True to an extent, Torie. I'm a big advocate of the exurbs; living 20 miles or so from the center of Charlotte, and outside the confines of Mecklenburg County, I'm able to enjoy the city attractions when I wish, whilst living in a low-tax, low-crime, good school, and overwhelmingly Republican environment. As I say on the NCFR board from time to time, GOOM (Get Out Of Mecklenburg).
That said, I'm highly skeptical of Charlotte's position in the top ten of the "most dangerous" list. Many statistical red flags. As HuntvilleTxVet noted, "most dangerous" isn't defined on the information freely available; perhaps it is if you pay. Only 32 cities with a population exceeding 500,000? I don't think so! And then, of course, you run into the old demographical/statistical problem of where the lines between cities and suburbs are drawn. Are the "most dangerous" stats based on city limits, or on some other measure of what constitutes the "center city"? And that's just for starters.
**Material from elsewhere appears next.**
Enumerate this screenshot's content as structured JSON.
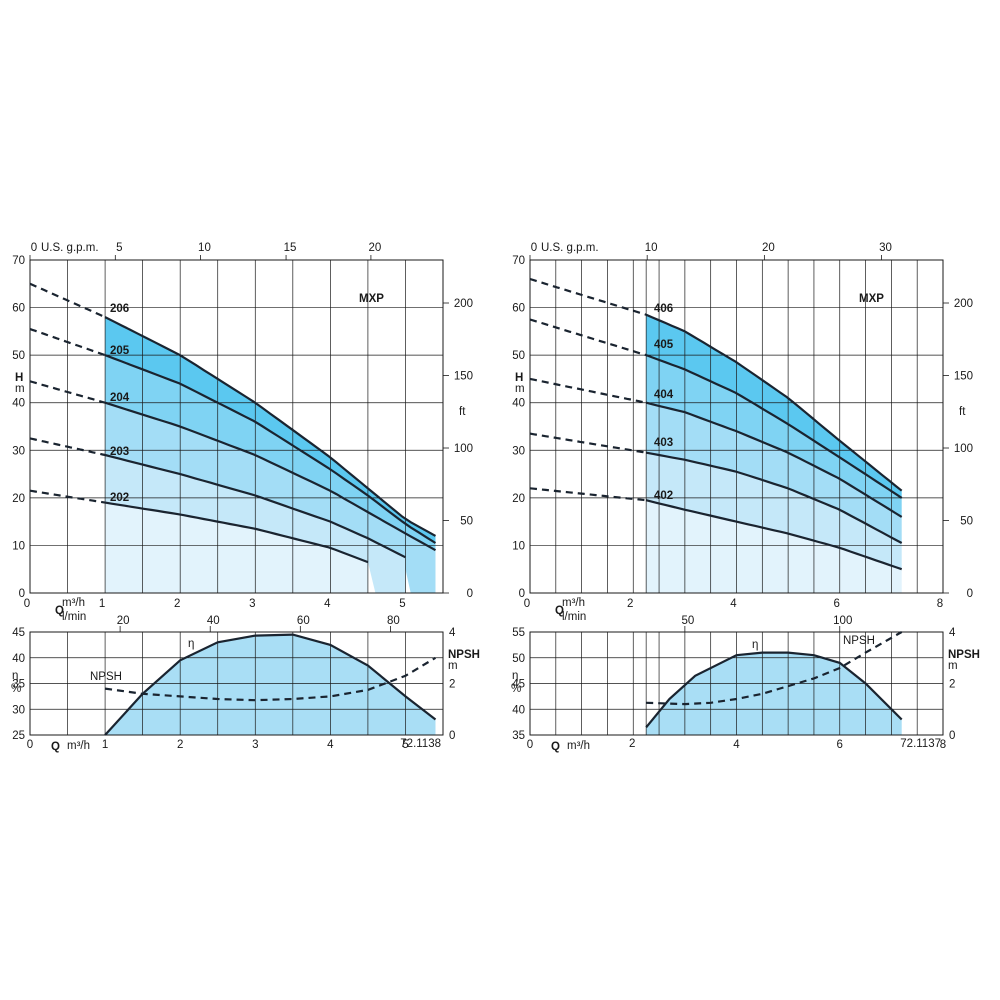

Bah.
I don't think this survey counts the 20 miles of suburbs (Arlington, Irving, etc.) that separate Dallas city limits from Fort Worth city limits.
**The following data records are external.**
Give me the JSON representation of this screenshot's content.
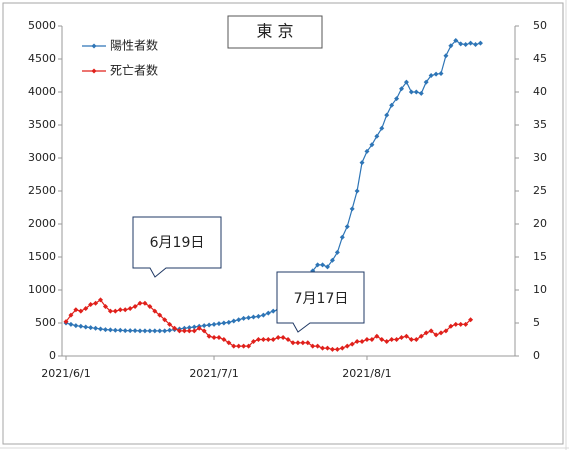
{
  "chart_data": {
    "type": "line",
    "title": "東 京",
    "x": [
      "2021/6/1",
      "2021/6/2",
      "2021/6/3",
      "2021/6/4",
      "2021/6/5",
      "2021/6/6",
      "2021/6/7",
      "2021/6/8",
      "2021/6/9",
      "2021/6/10",
      "2021/6/11",
      "2021/6/12",
      "2021/6/13",
      "2021/6/14",
      "2021/6/15",
      "2021/6/16",
      "2021/6/17",
      "2021/6/18",
      "2021/6/19",
      "2021/6/20",
      "2021/6/21",
      "2021/6/22",
      "2021/6/23",
      "2021/6/24",
      "2021/6/25",
      "2021/6/26",
      "2021/6/27",
      "2021/6/28",
      "2021/6/29",
      "2021/6/30",
      "2021/7/1",
      "2021/7/2",
      "2021/7/3",
      "2021/7/4",
      "2021/7/5",
      "2021/7/6",
      "2021/7/7",
      "2021/7/8",
      "2021/7/9",
      "2021/7/10",
      "2021/7/11",
      "2021/7/12",
      "2021/7/13",
      "2021/7/14",
      "2021/7/15",
      "2021/7/16",
      "2021/7/17",
      "2021/7/18",
      "2021/7/19",
      "2021/7/20",
      "2021/7/21",
      "2021/7/22",
      "2021/7/23",
      "2021/7/24",
      "2021/7/25",
      "2021/7/26",
      "2021/7/27",
      "2021/7/28",
      "2021/7/29",
      "2021/7/30",
      "2021/7/31",
      "2021/8/1",
      "2021/8/2",
      "2021/8/3",
      "2021/8/4",
      "2021/8/5",
      "2021/8/6",
      "2021/8/7",
      "2021/8/8",
      "2021/8/9",
      "2021/8/10",
      "2021/8/11",
      "2021/8/12",
      "2021/8/13",
      "2021/8/14",
      "2021/8/15",
      "2021/8/16",
      "2021/8/17",
      "2021/8/18",
      "2021/8/19",
      "2021/8/20",
      "2021/8/21",
      "2021/8/22",
      "2021/8/23",
      "2021/8/24"
    ],
    "series": [
      {
        "name": "陽性者数",
        "color": "#2e75b6",
        "values": [
          500,
          480,
          460,
          450,
          440,
          430,
          420,
          410,
          400,
          395,
          390,
          390,
          385,
          385,
          385,
          380,
          380,
          380,
          380,
          380,
          380,
          390,
          400,
          410,
          420,
          430,
          440,
          450,
          460,
          470,
          480,
          490,
          500,
          510,
          530,
          550,
          570,
          580,
          590,
          600,
          620,
          650,
          680,
          700,
          720,
          740,
          760,
          800,
          900,
          1000,
          1290,
          1380,
          1380,
          1350,
          1450,
          1570,
          1800,
          1960,
          2230,
          2500,
          2930,
          3100,
          3200,
          3330,
          3450,
          3650,
          3800,
          3900,
          4050,
          4150,
          4000,
          4000,
          3980,
          4150,
          4250,
          4270,
          4280,
          4550,
          4700,
          4780,
          4730,
          4720,
          4740,
          4720,
          4740
        ]
      },
      {
        "name": "死亡者数",
        "color": "#e0201b",
        "axis": "y2",
        "values": [
          5.2,
          6.2,
          7.0,
          6.8,
          7.2,
          7.8,
          8.0,
          8.5,
          7.5,
          6.8,
          6.8,
          7.0,
          7.0,
          7.2,
          7.5,
          8.0,
          8.0,
          7.5,
          6.8,
          6.2,
          5.5,
          4.8,
          4.2,
          3.8,
          3.8,
          3.8,
          3.8,
          4.2,
          3.8,
          3.0,
          2.8,
          2.8,
          2.5,
          2.0,
          1.5,
          1.5,
          1.5,
          1.5,
          2.2,
          2.5,
          2.5,
          2.5,
          2.5,
          2.8,
          2.8,
          2.5,
          2.0,
          2.0,
          2.0,
          2.0,
          1.5,
          1.5,
          1.2,
          1.2,
          1.0,
          1.0,
          1.2,
          1.5,
          1.8,
          2.2,
          2.2,
          2.5,
          2.5,
          3.0,
          2.5,
          2.2,
          2.5,
          2.5,
          2.8,
          3.0,
          2.5,
          2.5,
          3.0,
          3.5,
          3.8,
          3.2,
          3.5,
          3.8,
          4.5,
          4.8,
          4.8,
          4.8,
          5.5,
          null,
          null
        ]
      }
    ],
    "xlim": [
      "2021/6/1",
      "2021/8/31"
    ],
    "xticks": [
      "2021/6/1",
      "2021/7/1",
      "2021/8/1"
    ],
    "ylim": [
      0,
      5000
    ],
    "yticks": [
      0,
      500,
      1000,
      1500,
      2000,
      2500,
      3000,
      3500,
      4000,
      4500,
      5000
    ],
    "y2lim": [
      0,
      50
    ],
    "y2ticks": [
      0,
      5,
      10,
      15,
      20,
      25,
      30,
      35,
      40,
      45,
      50
    ],
    "grid": false,
    "legend": "upper left",
    "annotations": [
      {
        "text": "6月19日"
      },
      {
        "text": "7月17日"
      }
    ]
  }
}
In other words, it's Dallas City vs. the City of Fort Worth, not Dallas County vs. Tarrant County.
Thanks for the note. Without looking it up, I suspect there are only 32 cities with populations over 500,000. Of course where the lines are drawn matters. It helps LA, which lines are oddly drawn, which a huge bias to the west. But of course there is more. Some inner cities are a happening place, and some are not, and just dangerous.
As a long-time former resident of inner-city Houston (the Hispanic area), there is a certain amount of crime in these areas, just not as much as in the black inner-city neighborhoods.
But there is also a good respect for law and order, especially among the US Hispanic citizens, less so among the illegals, but there is still some there (maybe fear of the law). Also, everyone in the Hispanic barrio owns a gun (New Year's Eve sounds like the American army invading Berlin). And there is a strong amount of private development going on.
In fact, Dallas and Houston are really the only two Texas cities with any inner-city black population. Could explain part of the difference (without wanting to sound sort of racist)
N.Y.C. has one of THE lowest murder and crime rates, since Ruddy took over.
Detroit has over 500,000???
Yes it does, and I suspect frankly that San Antonio and El Paso have fewer illegals than many places. There simply is too much Hispanic competition already there, and there are more profitable areas for hard working illegals to mine willing to work for relatively low wages. Just a wild guess on my part.
Detroit once had close to two million residents. Cleveland had 900,000.